Till Friday, 137 such nominations had been filed in the constituency that is set to see a direct contest between the DMK and the AIADMK.
“Initially we thought of mobilising around 1,000 nominations, but decided to scale it down to 200 as we have to find proposers for the candidates,” Annadurai said.
He said the filing of nominations was easy during the first two days but now officials have become stricter.
“Subsequently the officials started asking ‘No Dues’ certificates from income tax and property tax authorities. They also wanted to the candidates to submit their savings bank pass books,” Annadurai said.
He wondered whether these documents are really needed while filing nominations or the Election Commission is trying to fend off independent candidates.
According to Annadurai, the ‘independent candidates’ would withdraw their nominations by the deadline for doing so if the major parties and the government give them an assurance that they would take up the dyeing unit closure issue in the high court.

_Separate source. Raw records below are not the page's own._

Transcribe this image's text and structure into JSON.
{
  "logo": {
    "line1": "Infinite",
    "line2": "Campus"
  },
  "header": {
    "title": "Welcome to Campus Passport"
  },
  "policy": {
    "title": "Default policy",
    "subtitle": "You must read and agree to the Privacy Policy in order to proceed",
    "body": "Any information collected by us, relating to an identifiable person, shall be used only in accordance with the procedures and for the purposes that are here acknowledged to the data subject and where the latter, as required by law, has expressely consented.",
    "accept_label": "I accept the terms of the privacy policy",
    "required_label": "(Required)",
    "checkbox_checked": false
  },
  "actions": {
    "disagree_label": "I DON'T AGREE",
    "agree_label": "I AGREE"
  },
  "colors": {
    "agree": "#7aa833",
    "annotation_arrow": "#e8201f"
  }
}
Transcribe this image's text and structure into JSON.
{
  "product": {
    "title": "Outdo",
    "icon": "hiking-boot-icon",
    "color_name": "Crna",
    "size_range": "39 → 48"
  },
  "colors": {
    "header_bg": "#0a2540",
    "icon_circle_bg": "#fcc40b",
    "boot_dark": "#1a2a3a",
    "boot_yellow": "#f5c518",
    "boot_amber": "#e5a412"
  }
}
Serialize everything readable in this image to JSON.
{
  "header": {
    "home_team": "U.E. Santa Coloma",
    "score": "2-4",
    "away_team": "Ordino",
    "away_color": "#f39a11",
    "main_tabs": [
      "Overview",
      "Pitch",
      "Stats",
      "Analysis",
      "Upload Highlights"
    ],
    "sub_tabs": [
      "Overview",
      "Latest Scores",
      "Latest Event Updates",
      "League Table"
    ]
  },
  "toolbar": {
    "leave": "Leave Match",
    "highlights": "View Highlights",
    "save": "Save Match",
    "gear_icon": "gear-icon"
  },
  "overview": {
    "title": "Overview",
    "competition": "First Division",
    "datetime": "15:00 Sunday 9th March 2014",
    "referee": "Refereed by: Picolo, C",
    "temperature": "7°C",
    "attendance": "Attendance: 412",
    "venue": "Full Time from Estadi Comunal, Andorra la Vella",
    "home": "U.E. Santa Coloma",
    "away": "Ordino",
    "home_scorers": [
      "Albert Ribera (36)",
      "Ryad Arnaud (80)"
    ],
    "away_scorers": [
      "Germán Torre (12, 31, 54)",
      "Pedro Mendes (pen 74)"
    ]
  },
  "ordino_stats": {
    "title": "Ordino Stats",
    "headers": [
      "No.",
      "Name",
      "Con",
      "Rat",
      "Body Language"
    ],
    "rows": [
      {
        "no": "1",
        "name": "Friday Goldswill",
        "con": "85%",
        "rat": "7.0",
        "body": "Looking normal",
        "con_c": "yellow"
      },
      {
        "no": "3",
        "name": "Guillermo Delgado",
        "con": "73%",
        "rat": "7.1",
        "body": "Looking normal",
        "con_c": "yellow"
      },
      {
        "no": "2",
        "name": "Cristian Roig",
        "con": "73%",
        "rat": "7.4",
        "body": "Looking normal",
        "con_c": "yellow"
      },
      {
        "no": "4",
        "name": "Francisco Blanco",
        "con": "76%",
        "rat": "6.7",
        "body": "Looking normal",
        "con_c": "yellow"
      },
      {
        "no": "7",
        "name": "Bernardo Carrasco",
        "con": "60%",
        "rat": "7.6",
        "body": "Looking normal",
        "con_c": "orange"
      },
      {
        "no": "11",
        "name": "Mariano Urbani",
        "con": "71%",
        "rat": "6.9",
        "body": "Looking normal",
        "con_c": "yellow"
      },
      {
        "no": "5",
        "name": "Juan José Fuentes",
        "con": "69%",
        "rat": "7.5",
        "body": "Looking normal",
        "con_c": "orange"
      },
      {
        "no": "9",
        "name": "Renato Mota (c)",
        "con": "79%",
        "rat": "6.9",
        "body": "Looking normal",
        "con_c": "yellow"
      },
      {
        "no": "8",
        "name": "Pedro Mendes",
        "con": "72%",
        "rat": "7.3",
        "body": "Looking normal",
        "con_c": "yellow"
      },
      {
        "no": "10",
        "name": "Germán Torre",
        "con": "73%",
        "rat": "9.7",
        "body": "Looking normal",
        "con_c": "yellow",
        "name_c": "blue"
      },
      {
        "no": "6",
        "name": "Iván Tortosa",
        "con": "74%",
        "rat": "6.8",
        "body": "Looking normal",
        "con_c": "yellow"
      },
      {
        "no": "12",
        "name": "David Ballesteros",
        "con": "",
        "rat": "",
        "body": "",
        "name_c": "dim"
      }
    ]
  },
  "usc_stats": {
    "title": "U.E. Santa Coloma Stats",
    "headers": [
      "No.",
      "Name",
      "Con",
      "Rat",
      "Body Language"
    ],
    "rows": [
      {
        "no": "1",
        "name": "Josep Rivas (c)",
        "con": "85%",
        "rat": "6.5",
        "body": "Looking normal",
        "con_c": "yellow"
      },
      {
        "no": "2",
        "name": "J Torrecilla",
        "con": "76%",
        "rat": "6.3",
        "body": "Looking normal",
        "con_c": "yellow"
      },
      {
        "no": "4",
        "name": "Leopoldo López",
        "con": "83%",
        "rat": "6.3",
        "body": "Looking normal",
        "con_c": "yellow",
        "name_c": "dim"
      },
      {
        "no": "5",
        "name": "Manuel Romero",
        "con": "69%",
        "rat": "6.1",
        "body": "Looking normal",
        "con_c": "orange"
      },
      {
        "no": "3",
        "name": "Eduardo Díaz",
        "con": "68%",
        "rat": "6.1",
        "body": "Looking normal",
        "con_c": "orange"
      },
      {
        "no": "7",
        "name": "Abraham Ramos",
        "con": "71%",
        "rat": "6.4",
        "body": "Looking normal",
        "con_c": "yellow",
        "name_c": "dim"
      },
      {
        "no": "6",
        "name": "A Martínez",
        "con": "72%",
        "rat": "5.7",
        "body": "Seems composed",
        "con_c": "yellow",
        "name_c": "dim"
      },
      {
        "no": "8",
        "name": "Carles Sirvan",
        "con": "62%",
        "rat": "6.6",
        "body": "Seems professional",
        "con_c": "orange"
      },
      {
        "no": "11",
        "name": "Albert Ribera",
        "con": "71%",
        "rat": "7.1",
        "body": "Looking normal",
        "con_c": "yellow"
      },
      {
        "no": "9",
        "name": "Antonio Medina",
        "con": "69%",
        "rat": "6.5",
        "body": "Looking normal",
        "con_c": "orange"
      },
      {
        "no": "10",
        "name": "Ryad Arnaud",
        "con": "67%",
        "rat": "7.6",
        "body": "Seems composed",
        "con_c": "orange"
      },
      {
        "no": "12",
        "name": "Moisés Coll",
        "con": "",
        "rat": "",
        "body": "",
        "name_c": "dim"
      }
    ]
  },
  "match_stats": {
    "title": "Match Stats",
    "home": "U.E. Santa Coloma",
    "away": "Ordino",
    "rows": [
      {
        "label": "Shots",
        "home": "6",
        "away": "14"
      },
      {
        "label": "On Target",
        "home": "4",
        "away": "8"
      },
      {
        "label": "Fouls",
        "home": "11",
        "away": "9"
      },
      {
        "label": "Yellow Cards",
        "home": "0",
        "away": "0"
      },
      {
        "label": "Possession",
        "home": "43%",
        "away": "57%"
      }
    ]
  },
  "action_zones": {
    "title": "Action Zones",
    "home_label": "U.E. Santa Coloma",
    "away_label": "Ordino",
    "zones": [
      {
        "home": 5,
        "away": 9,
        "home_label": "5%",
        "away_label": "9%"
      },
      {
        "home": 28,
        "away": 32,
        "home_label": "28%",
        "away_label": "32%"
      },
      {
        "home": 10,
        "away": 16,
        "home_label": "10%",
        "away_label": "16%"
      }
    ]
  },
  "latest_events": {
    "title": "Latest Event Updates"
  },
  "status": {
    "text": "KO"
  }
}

“The dyeing units want the government to run the effluent treatment plants and they are willing to pay the necessary charges,” he said.
According to him, the industry collectively invested around Rs.800 crore on effluent treatment system that initially promised zero discharge but it failed.
“The technology failed and it is a sunk investment for us,” he said.
The Madras High Court ordered the closure of dyeing units on a petition filed by a farmers’ association complaining about pollution of Noyal river water and their farm lands due to the effluent discharged from the dyeing units.